In the face of the prospect of the $9 billion project’s collapse, the federal government is set to announce a $1 billion boost to the fence next week.
The Government will also pay for a $200 million upgrade of the barrier along the northern boundary of the Great Barrier Reef.
But the upgrade is unlikely to begin until after the next federal election, as the government has been forced to abandon plans for a second barrier along Queensland’s coast.
It is also set to be scrapped in a move to keep Australia’s border under tight control.
The federal government’s plan to build the $2.4 billion fence in the Northern Territory has been met with widespread opposition and widespread criticism, including by a group of Indigenous people who claim the land is sacred and their ancestors have lived along the border for millennia.
The Indigenous group has said it has “no right to take the land”.
It has also called for a royal commission into the land claims.
A recent report by a Senate inquiry into the Northern Territorians decision to build a fence also revealed that Indigenous leaders had warned of dire consequences if the fence was not completed.

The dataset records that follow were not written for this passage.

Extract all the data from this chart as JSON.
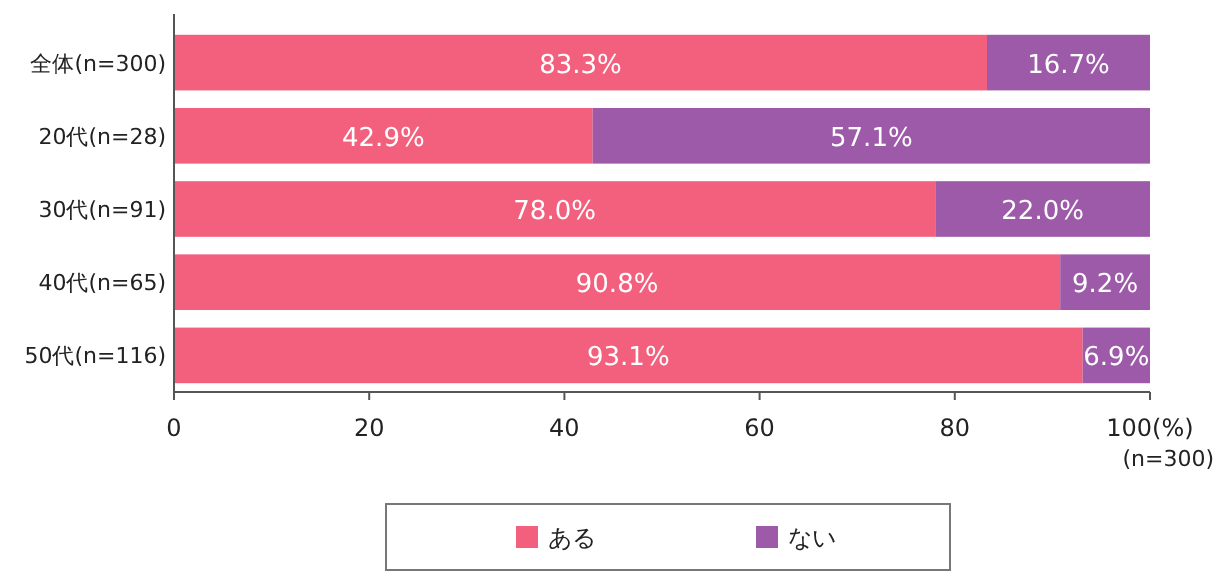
{
  "chart_data": {
    "type": "bar",
    "orientation": "horizontal",
    "stacked": true,
    "categories": [
      "全体(n=300)",
      "20代(n=28)",
      "30代(n=91)",
      "40代(n=65)",
      "50代(n=116)"
    ],
    "series": [
      {
        "name": "ある",
        "color": "#f2607e",
        "values": [
          83.3,
          42.9,
          78.0,
          90.8,
          93.1
        ],
        "value_labels": [
          "83.3%",
          "42.9%",
          "78.0%",
          "90.8%",
          "93.1%"
        ]
      },
      {
        "name": "ない",
        "color": "#9c5aa8",
        "values": [
          16.7,
          57.1,
          22.0,
          9.2,
          6.9
        ],
        "value_labels": [
          "16.7%",
          "57.1%",
          "22.0%",
          "9.2%",
          "6.9%"
        ]
      }
    ],
    "xlim": [
      0,
      100
    ],
    "xticks": [
      0,
      20,
      40,
      60,
      80,
      {
        "value": 100,
        "label": "100(%)"
      }
    ],
    "annotations": [
      "(n=300)"
    ],
    "grid": false,
    "legend": "bottom"
  }
}
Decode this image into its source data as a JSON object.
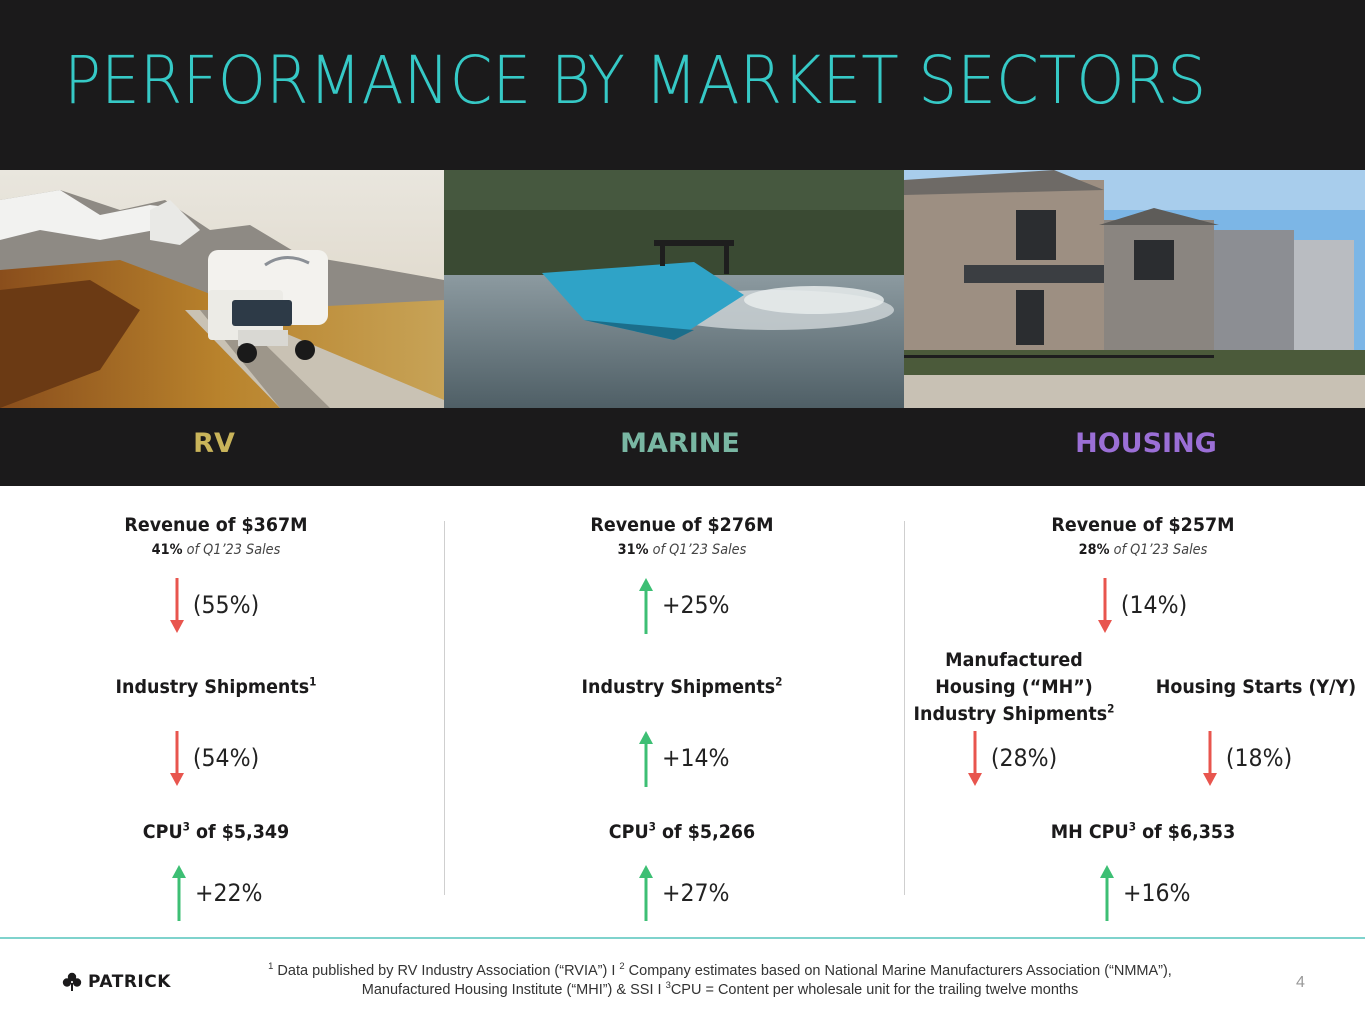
{
  "slide": {
    "title": "PERFORMANCE BY MARKET SECTORS",
    "page_number": "4"
  },
  "colors": {
    "accent": "#36c9c6",
    "down": "#e8554e",
    "up": "#3dbf74",
    "rv": "#c9b45a",
    "marine": "#79b7a3",
    "housing": "#9b6fd6"
  },
  "photos": {
    "rv": "rv-motorhome-mountains-photo",
    "marine": "wakeboat-lake-photo",
    "housing": "townhomes-row-photo"
  },
  "sectors": {
    "rv": {
      "label": "RV",
      "revenue": "Revenue of $367M",
      "share_pct": "41%",
      "share_text": "of Q1’23 Sales",
      "revenue_change": "(55%)",
      "shipments_label": "Industry Shipments",
      "shipments_sup": "1",
      "shipments_change": "(54%)",
      "cpu_pre": "CPU",
      "cpu_sup": "3",
      "cpu_post": " of $5,349",
      "cpu_change": "+22%"
    },
    "marine": {
      "label": "MARINE",
      "revenue": "Revenue of $276M",
      "share_pct": "31%",
      "share_text": "of Q1’23 Sales",
      "revenue_change": "+25%",
      "shipments_label": "Industry Shipments",
      "shipments_sup": "2",
      "shipments_change": "+14%",
      "cpu_pre": "CPU",
      "cpu_sup": "3",
      "cpu_post": " of $5,266",
      "cpu_change": "+27%"
    },
    "housing": {
      "label": "HOUSING",
      "revenue": "Revenue of $257M",
      "share_pct": "28%",
      "share_text": "of Q1’23 Sales",
      "revenue_change": "(14%)",
      "mh_line1": "Manufactured",
      "mh_line2": "Housing (“MH”)",
      "mh_line3": "Industry Shipments",
      "mh_sup": "2",
      "mh_change": "(28%)",
      "starts_label": "Housing Starts (Y/Y)",
      "starts_change": "(18%)",
      "cpu_pre": "MH CPU",
      "cpu_sup": "3",
      "cpu_post": " of $6,353",
      "cpu_change": "+16%"
    }
  },
  "footer": {
    "logo_text": "PATRICK",
    "logo_icon": "shamrock-icon",
    "fn1_sup": "1",
    "fn1_text": " Data published by RV Industry Association (“RVIA”) I ",
    "fn2_sup": "2",
    "fn2_text": " Company estimates based on National Marine Manufacturers Association (“NMMA”),",
    "fn_line2_text": "Manufactured Housing Institute (“MHI”) & SSI I ",
    "fn3_sup": "3",
    "fn3_text": "CPU = Content per wholesale unit for the trailing twelve months"
  }
}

But Indigenous Affairs Minister Paul Fletcher told the Senate committee that the Government had a plan in place to finish the fence and “there’s no reason we can’t do it”.
The fence will cost $2 billion, but will not cost as much as the $900 million in federal funding already allocated to the border project.

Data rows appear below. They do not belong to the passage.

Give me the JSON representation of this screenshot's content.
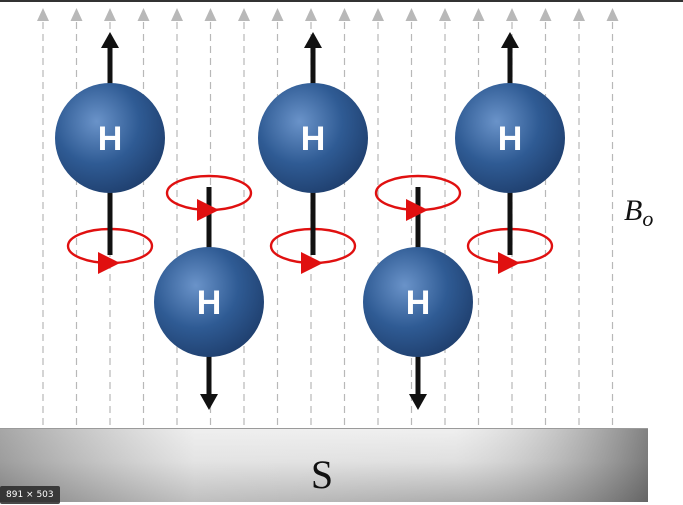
{
  "diagram": {
    "field_label_main": "B",
    "field_label_sub": "o",
    "magnet_label": "S",
    "atom_label": "H",
    "colors": {
      "atom_fill": "#2f5b94",
      "atom_highlight": "#5b86c0",
      "field_lines": "#b8b8b8",
      "precession": "#e01010",
      "axis": "#111111",
      "magnet_light": "#f0f0f0",
      "magnet_dark": "#7a7a7a"
    },
    "atoms": [
      {
        "spin": "up"
      },
      {
        "spin": "down"
      },
      {
        "spin": "up"
      },
      {
        "spin": "down"
      },
      {
        "spin": "up"
      }
    ]
  },
  "viewer": {
    "dimension_badge": "891 × 503"
  }
}
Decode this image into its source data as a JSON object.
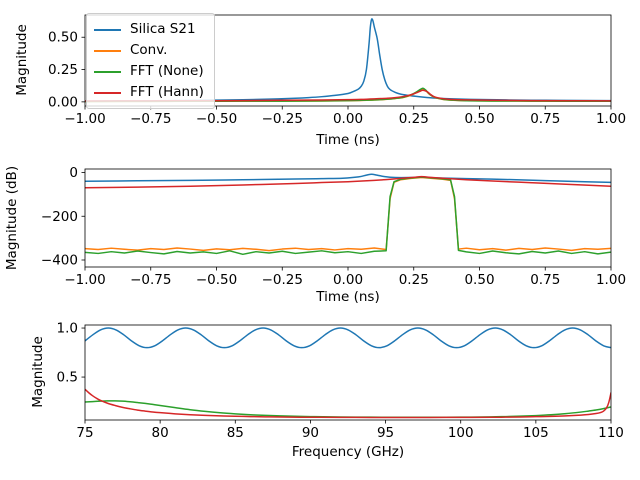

But it will be funded by $200m from a $2-billion boost in funding for the Great Australian Barrier Reef (GABR).
The Government has also set aside $200,000 for the Northern Aboriginal Cultural Resource Centre in Manly, which will run for a year from June.
This includes $300,000 to purchase a building for the centre and $30,000 towards the purchase of the site for a permanent Aboriginal Cultural Centre in the community of Manly.